Westboro is an unaffiliated Baptish Church whose principal focus is rabid intolerance for gay, lesbian, transgender and bisexual individuals. Its Web site has the words, “God hates fags” on the top of its home page.
Westboro’s demonstrations don’t meet, the least of these standard set forth in Matthew 25:34-40. Canadian law notwithstanding, they deserve protest themselves.
Making Christians voiceless?
Great Britain’s Christian Voice proudly trumpets how its pressure silenced Patrick Jones’ otherwise little-noticed reading from his book of poetry, Darkness is Where the Stars are.
Termed fundamentalist thugs by a member of the British Parliament, the group’s web site reports:
A national bookstore chain have cancelled a reading of obscene and blasphemous poetry due to happen tonight after a 24-hour campaign by a Christian prayer and lobby group.
Waterstones were due to host Patrick Jones’ poetry reading in their Cardiff store tonight, but less than 24 hours after Christian Voice members began contacting the store and Waterstones’ top brass, the event has been pulled.
…
Just the knowledge that we were on our way has put the fear of God into the opposition.
Yes, the book’s material is, in the author’s words, harrowing, and the British, like most Americans, are confident adults can make their own decisions about whether or not to read it or hear it read. What they are refusing to tolerate, however, is the suppression of free speech embodied in cancellation under pressure of the Waterstones’ reading.

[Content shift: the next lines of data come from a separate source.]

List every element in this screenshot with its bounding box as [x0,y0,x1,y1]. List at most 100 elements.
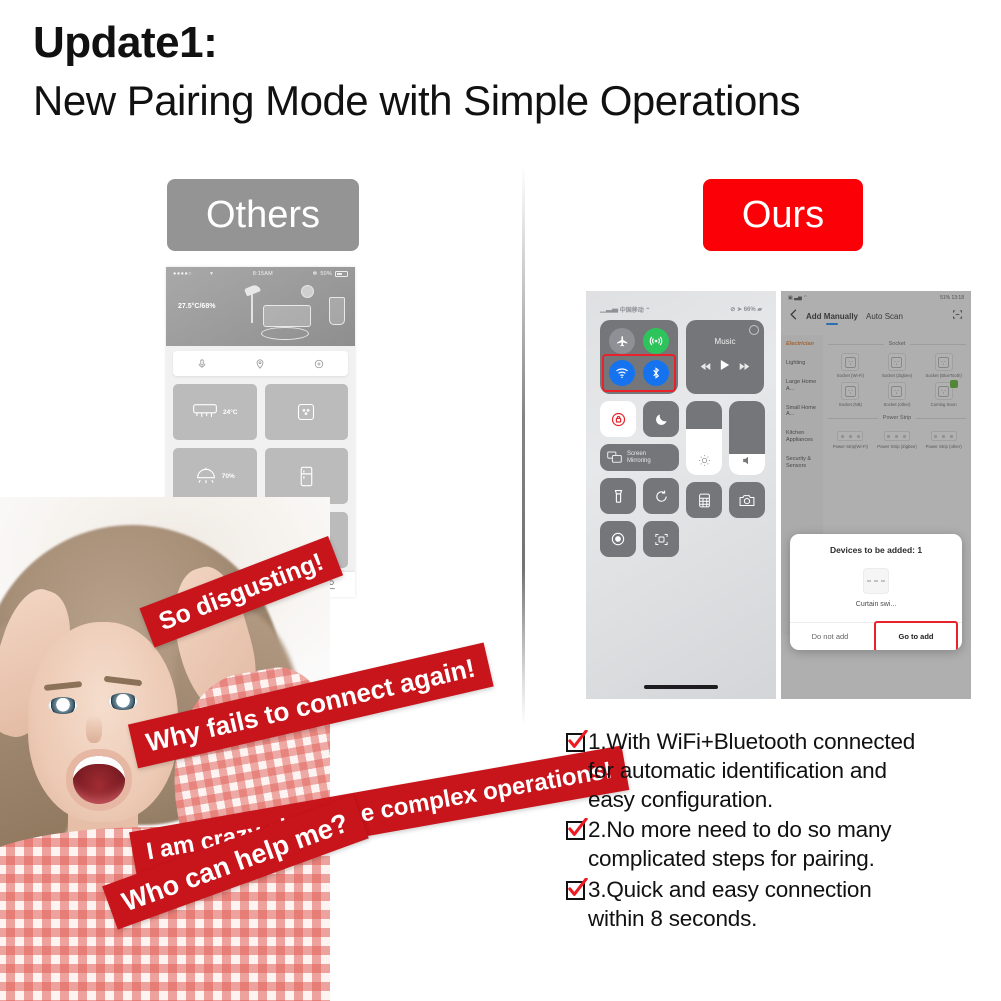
sidebar-item-lighting[interactable]: Lighting [786,360,819,367]
device-type-label: Socket (Wi-Fi) [836,373,864,378]
benefit-line: 1.With WiFi+Bluetooth connected [588,729,916,754]
section-title: Power Strip [882,415,912,422]
airplane-mode-toggle[interactable] [609,328,635,354]
status-bar: ●●●●○ ▾ 8:15AM ✻ 50% [166,267,355,280]
tab-add-manually[interactable]: Add Manually [806,312,858,321]
power-strip-grid: Power Strip(Wi-Fi) Power Strip (Zigbee) … [828,427,966,449]
brightness-slider[interactable] [686,401,722,475]
connectivity-panel [600,320,678,394]
benefit-line: easy configuration. [588,786,774,812]
home-indicator [644,685,718,689]
checkbox-checked-icon [566,818,588,841]
sidebar-item-large-home-appliances[interactable]: Large Home A... [786,379,819,393]
go-to-add-button[interactable]: Go to add [874,621,958,650]
device-card-refrigerator[interactable] [264,448,348,504]
add-device-screenshot: ▣ ▃▅ ⌃ 51% 13:18 Add Manually Auto Scan … [781,291,971,699]
signal-bars-icon: ▁▃▅ [600,308,619,314]
signal-dots-icon: ●●●●○ [173,270,193,277]
section-header-socket: Socket [828,341,967,347]
benefit-line: for automatic identification and [588,757,887,783]
device-type-item[interactable]: Socket (Zigbee) [875,353,920,378]
socket-icon [887,353,906,371]
screen-mirroring-label-line2: Mirroring [627,457,651,464]
device-type-item[interactable]: Socket (other) [875,382,920,407]
do-not-disturb-toggle[interactable] [643,401,679,437]
benefit-line: 3.Quick and easy connection [588,876,872,902]
eye-left [48,697,78,714]
benefit-line: within 8 seconds. [588,905,758,931]
location-icon[interactable] [231,358,289,369]
device-type-label: Socket (NB) [838,402,862,408]
sidebar-item-security-sensors[interactable]: Security & Sensors [786,456,819,470]
others-label: Others [167,179,359,251]
socket-icon [841,382,860,401]
screen-mirroring-button[interactable]: Screen Mirroring [600,444,679,471]
forward-icon[interactable] [739,358,750,376]
device-type-item[interactable]: Coming Soon [921,380,966,407]
status-time: 13:18 [951,295,964,301]
device-card-air-conditioner[interactable]: 24°C [173,384,257,440]
eye-right [108,693,138,710]
device-card-ceiling-light[interactable]: 70% [173,448,257,504]
tab-auto-scan[interactable]: Auto Scan [866,312,903,321]
column-divider [522,165,525,725]
benefits-list: 1.With WiFi+Bluetooth connected for auto… [566,728,996,936]
bluetooth-toggle[interactable] [643,360,669,386]
timer-toggle[interactable] [643,478,679,514]
dialog-device-name: Curtain swi... [855,601,897,608]
climate-readout: 27.5°C/68% [178,303,216,310]
power-strip-icon [930,431,957,442]
benefit-line: complicated steps for pairing. [588,846,875,872]
rotation-lock-toggle[interactable] [600,401,636,437]
devices-to-add-dialog: Devices to be added: 1 Curtain swi... Do… [790,534,962,650]
music-widget[interactable]: Music [686,320,764,394]
wall-clock-icon [301,285,314,298]
speaker-icon [729,454,765,467]
socket-icon [934,353,953,371]
power-strip-icon [837,431,864,442]
sidebar-item-small-home-appliances[interactable]: Small Home A... [786,405,819,419]
qr-scan-toggle[interactable] [643,521,679,557]
battery-percent: 50% [320,270,332,277]
play-icon[interactable] [720,358,730,376]
open-mouth [66,749,132,811]
device-type-item[interactable]: Socket (BlueTooth) [921,353,966,378]
checkbox-checked-icon [566,877,588,900]
calculator-toggle[interactable] [686,482,722,518]
quick-action-bar[interactable] [173,351,348,376]
do-not-add-button[interactable]: Do not add [790,623,870,650]
airplay-icon[interactable] [749,325,759,335]
plant-icon [329,297,345,325]
add-circle-icon[interactable] [290,359,348,369]
device-type-item[interactable]: Socket (NB) [828,382,873,407]
device-type-item[interactable]: Socket (Wi-Fi) [828,353,873,378]
section-title: Socket [888,341,906,347]
device-type-item[interactable]: Power Strip (Zigbee) [875,427,920,449]
wifi-toggle[interactable] [609,360,635,386]
camera-toggle[interactable] [729,482,765,518]
rewind-icon[interactable] [700,358,711,376]
volume-slider[interactable] [729,401,765,475]
device-type-label: Socket (other) [883,402,911,408]
sidebar-item-electrician[interactable]: Electrician [786,341,819,348]
sidebar-item-kitchen-appliances[interactable]: Kitchen Appliances [786,430,819,444]
cellular-data-toggle[interactable] [643,328,669,354]
flashlight-toggle[interactable] [600,478,636,514]
device-type-item[interactable]: Power Strip (other) [921,427,966,449]
device-card-socket[interactable] [264,384,348,440]
android-status-bar: ▣ ▃▅ ⌃ 51% 13:18 [781,291,971,301]
screen-record-toggle[interactable] [600,521,636,557]
device-type-item[interactable]: Power Strip(Wi-Fi) [828,427,873,449]
back-arrow-icon[interactable] [789,307,798,325]
socket-icon [841,353,860,371]
benefit-item-3: 3.Quick and easy connection within 8 sec… [566,876,996,934]
benefit-line: 2.No more need to do so many [588,817,892,843]
sofa-icon [263,305,311,327]
screen-mirroring-label-line1: Screen [627,450,647,457]
mic-icon[interactable] [173,358,231,369]
headline-line-1: Update1: [33,18,218,67]
ios-status-bar: ▁▃▅ 中国移动 ⌃ ⊘ ➤ 66% ▰ [586,291,776,314]
scan-icon[interactable] [952,307,963,325]
device-value: 70% [221,472,235,480]
device-type-label: Power Strip(Wi-Fi) [832,444,868,450]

Terry Sanderson of the Guardian writes:
Members of the Welsh Assembly have weighed in to condemn Waterstones, calling the cancellation a violation of the right to free speech. Now, Jones, will read his poems in a room at the Welsh Assembly on the invitation of Liberal Democrat assembly member Peter Black.
…
The whole ballyhoo has also brought an invitation for Patrick Jones to speak at the Hay literary festival next year. …
Thuggery in this case gets its just deserts.
The Bible in the wild?
Writers of the Bible offers us evidence that the Good Book is, in the words of Michael Coogan, “an anthology of literature made over the course of many centuries by different people.”
Coogan is a Professor of Religious Studies at Stonehill College and Director of Publications for the Harvard Semitic Museum. He goes on to say:
Think of an analogy: The Norton Anthology of English Literature, which covers over a thousand years, from Beowulf into the 20th century. The Bible covers a similar span. The earliest texts in the Bible likely date to before 1000 B.C., and the latest texts go at least to the 2nd century B.C., and for Christians, into the 2nd century A.D. So it is an anthology of the literature of ancient Israel and early Judaism, and for Christians, of earliest Christianity, as well.Like any anthology, it’s selective. There were many other texts that the ancient Israelites and early Christians produced that we no longer have. We have reference in the Book of Numbers, for instance, to the Book of the Wars of Yahweh. Yahweh was the name of the God of Israel. And it must have been a wonderful book, but all we have is a kind of learned footnote.
It is one episode in Nova’s “archeological detective story,” The Bible’s Buried Secrets.